However, that doesn't mean I don't like horror. In fact It's just the opposite. A well written, well acted, horror flick with plenty of suspense and horror and a sci-fi twist is about as good as it gets for me. So, I've compiled a short list of some of my favorites. I'm not recommending any of these movies for family viewing unless your kids are older. But, if you're a consenting adult who likes a well made horror movie and you're tired of wading through the buckets of blood, guts, and even sex that Hollywood insists on filling every horror movie with, than maybe this list will be of use to you. I'm not saying that the movies on my list are free of blood. etc.. but. rather. these are movies that creatively scare us without depending on the cheap thrills.

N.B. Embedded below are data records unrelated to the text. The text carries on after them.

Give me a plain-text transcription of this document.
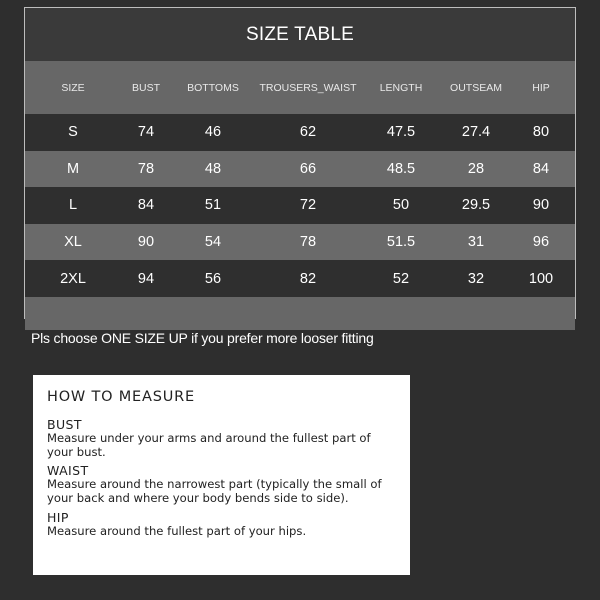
SIZE TABLE
SIZE	BUST	BOTTOMS	TROUSERS_WAIST	LENGTH	OUTSEAM	HIP
S	74	46	62	47.5	27.4	80
M	78	48	66	48.5	28	84
L	84	51	72	50	29.5	90
XL	90	54	78	51.5	31	96
2XL	94	56	82	52	32	100
Pls choose ONE SIZE UP if you prefer more looser fitting
HOW TO MEASURE
BUST
Measure under your arms and around the fullest part of your bust.
WAIST
Measure around the narrowest part (typically the small of your back and where your body bends side to side).
HIP
Measure around the fullest part of your hips.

1. "Poltergeist" (1982) This is the only movie on my list that has no sci-fi element, just ghosts and the supernatural. This is Steven Spielberg's homage to horror movies. Poltergeist sets the standard for every ghost movie to follow. It's extremely well made and because of that, it's incredibly scary.

2. "American Werewolf in London" (1981) This was the first movie to effectively combine comedy and horror. It also broke ground by using popular songs to score scenes of horror. It's a wild ride of laughing hysterically one second and then jumping from fright the next.

3. "King Kong" (1933) I'm not sure if this truly is a horror movie, but it's definitely a great monster movie so it has to be on my list. I find it amazing that it was made in 1933 and it's still a thrill to watch. The 2005 version was a good remake, but the original is still king in my book.

4. "The Fly" (1986) Well directed by David Cronenberg and Jeff Goldblum gave the performance of his career.
The movie wasn't so scary, but creepy and sad.

5. "Alien" (1979) A horror movie set on a spaceship, what a brilliant idea. Plus, the alien monster was horrifying and like nothing else in movies at that time. The movie took it's time and built suspense. setting every scene up perfectly. Equal parts horror and science fiction, it doesn't get much better than that.
Looking back at my list, I see that I'm dating myself by choosing movies that all came out in the 70's and 80's. To remedy that, I'll mention that I do have a couple of recent favorites that belong on this list. "District 9" and "Cloverfield". I highly recommend both.

Friday, October 22, 2010

Hereafter and Clint Eastwood

The movie Hereafter opens in theatres today. Matt Damon is the star and Clint Eastwood directs, so it’s almost a guarantee that it will be an entertaining, well-crafted movie . I have not yet seen the movie, but I read a recent interview with Eastwood, about Hereafter, that is worth noting.
Hereafter deals with the afterlife, a topic that we all have a vested interest in. However, as we put down our ten dollars at the theatres, we should at least be aware of Clint Eastwood’s personal beliefs on the afterlife before we watch his story. I thoroughly believe that movies are the most powerful medium there is today for influencing the beliefs of their audience. I also believe that every movie is preaching something. What we watch in that dark theatre or in our living room will have some lasting effect on us, good or bad.
The interview is by David Germain, of the Associated Press, posted on 10/13/2010. You can find the complete interview here Here is an excerpt:

"(Eastwood) attended a variety of churches, mostly Protestant, as a boy but gave up on it early on, disliking the wrathful tone that was preached. "I couldn't believe that God would be a great sadist in the sky, getting pleasure out of, 'If you screw up, I'm going to bust you, boy,'" Eastwood said. "That's a way of keeping people in line, I guess." He does find Buddhism attractive, "because they don't seem to be as mean-spirited, and their idea of God is sort of a heavyset guy who's got a smile on his face, and I thought, hey, that's nice," Eastwood said. "I don't know what I think about it. I probably tend to think, you're here for the time you're here, and you should do the best you can for the time you're here, and appreciate it and move on. That's rather simplistic, but that's where I come out."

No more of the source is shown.